How have you used your success to make the world a better place?

Minor Guard was a female-founded company with a social justice focus. We were able to scale our technology roadmap into major players in the technology industry, leveraging cutting edge artificial intelligence capabilities. This benefit marginalized women and children while making a profit — showcasing Shared Value. Today I advise early stage companies on how to grow revenue, leverage technology innovation, and raise capital in order to ground the best ideas into products. It is such an honor to be able to align with primarily diverse operators to help them make their vision a reality.

You are a person of great influence. If you could inspire a movement that would bring the most amount of good for the greatest number of people, what would that be? You never know what your idea can trigger.

According to a recent survey from Forbes, 61% of women surveyed are planning a major career change post-pandemic. In addition, 1 in 4 women surveyed are interested in starting their own business. Emily Kennedy and myself are successful startup executives who have built our social impact businesses from scratch. We have released an Entrepreneurship 101 e-course series to help accelerate women towards success.

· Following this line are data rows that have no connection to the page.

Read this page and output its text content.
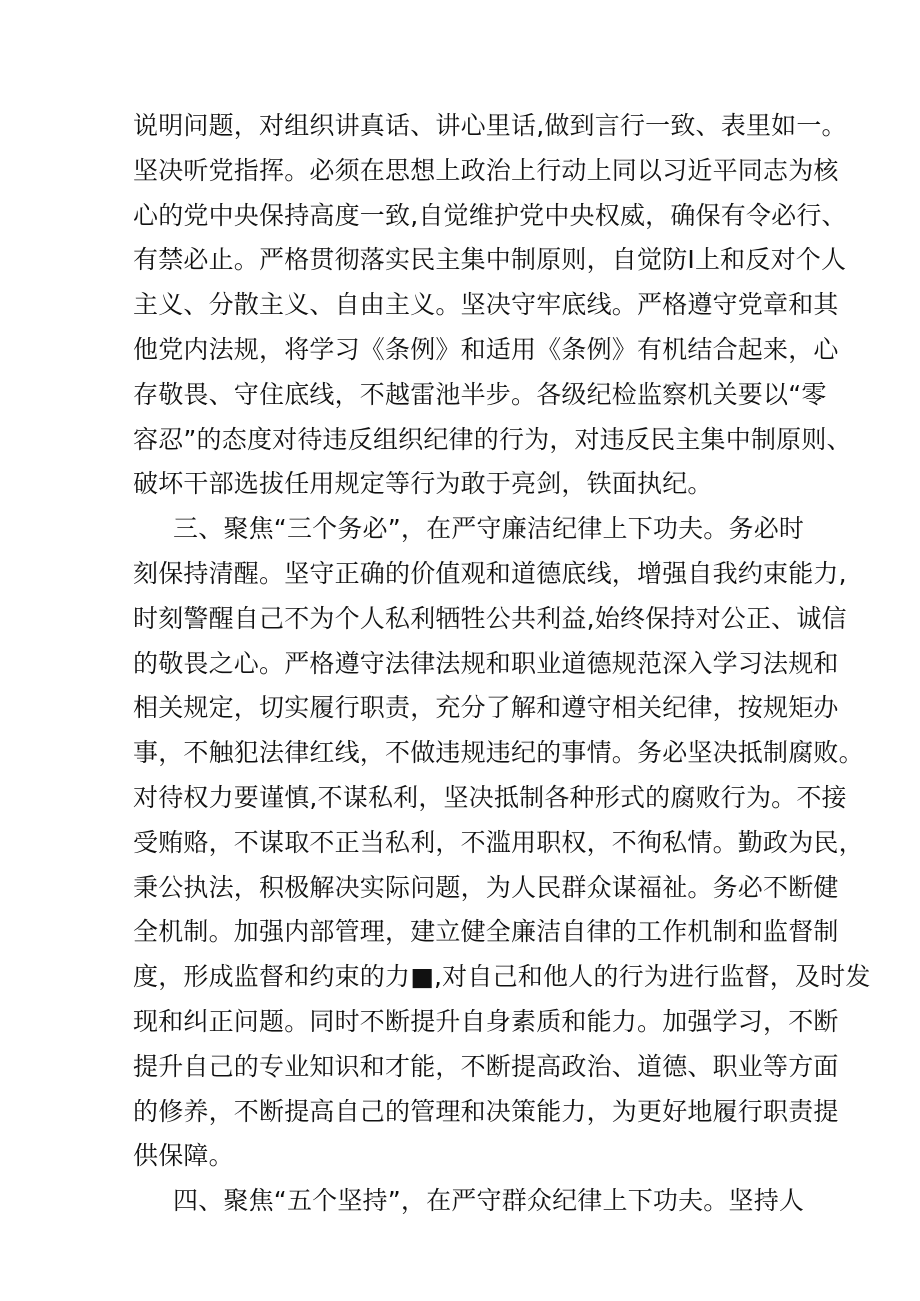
说明问题，对组织讲真话、讲心里话,做到言行一致、表里如一。
坚决听党指挥。必须在思想上政治上行动上同以习近平同志为核
心的党中央保持高度一致,自觉维护党中央权威，确保有令必行、
有禁必止。严格贯彻落实民主集中制原则，自觉防I上和反对个人
主义、分散主义、自由主义。坚决守牢底线。严格遵守党章和其
他党内法规，将学习《条例》和适用《条例》有机结合起来，心
存敬畏、守住底线，不越雷池半步。各级纪检监察机关要以“零
容忍”的态度对待违反组织纪律的行为，对违反民主集中制原则、
破坏干部选拔任用规定等行为敢于亮剑，铁面执纪。
三、聚焦“三个务必”，在严守廉洁纪律上下功夫。务必时
刻保持清醒。坚守正确的价值观和道德底线，增强自我约束能力,
时刻警醒自己不为个人私利牺牲公共利益,始终保持对公正、诚信
的敬畏之心。严格遵守法律法规和职业道德规范深入学习法规和
相关规定，切实履行职责，充分了解和遵守相关纪律，按规矩办
事，不触犯法律红线，不做违规违纪的事情。务必坚决抵制腐败。
对待权力要谨慎,不谋私利，坚决抵制各种形式的腐败行为。不接
受贿赂，不谋取不正当私利，不滥用职权，不徇私情。勤政为民，
秉公执法，积极解决实际问题，为人民群众谋福祉。务必不断健
全机制。加强内部管理，建立健全廉洁自律的工作机制和监督制
度，形成监督和约束的力■,对自己和他人的行为进行监督，及时发
现和纠正问题。同时不断提升自身素质和能力。加强学习，不断
提升自己的专业知识和才能，不断提高政治、道德、职业等方面
的修养，不断提高自己的管理和决策能力，为更好地履行职责提
供保障。
四、聚焦“五个坚持”，在严守群众纪律上下功夫。坚持人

Our course is titled Spark Passion, where we demystify the process of founding a company and provide guidance on free resources to launch your business, find your customers, build your minimum viable product, and prevent burnout with community and wellness practices. We have partnered with Women in Data to create coaching and community for women founders around the globe.

We are very blessed that some very prominent names in Business, VC funding, Sports, and Entertainment read this column. Is there a person in the world, or in the US with whom you would love to have a private breakfast or lunch with, and why? He or she might just see this if we tag them.

My goal in life is to do something impactful enough to be interviewed by Oprah Winfrey for Super Soul Sunday. I have dedicated my career to protecting vulnerable women in children globally from human trafficking and child sexual abuse material online via technology. I would love to raise the global awareness of what these crimes are and how everyone can demand more from government, companies, and ourselves to stop the demand. The crime of human trafficking is a $150B industry; the front-line protectors of these victims need the best tools to help them. AI can be a great tool to accelerate the tactical things that machines do well so that investigators can focus on do what humans do best which is to investigate and add wisdom for cases.

Thank you for these fantastic insights. We greatly appreciate the time you spent on this.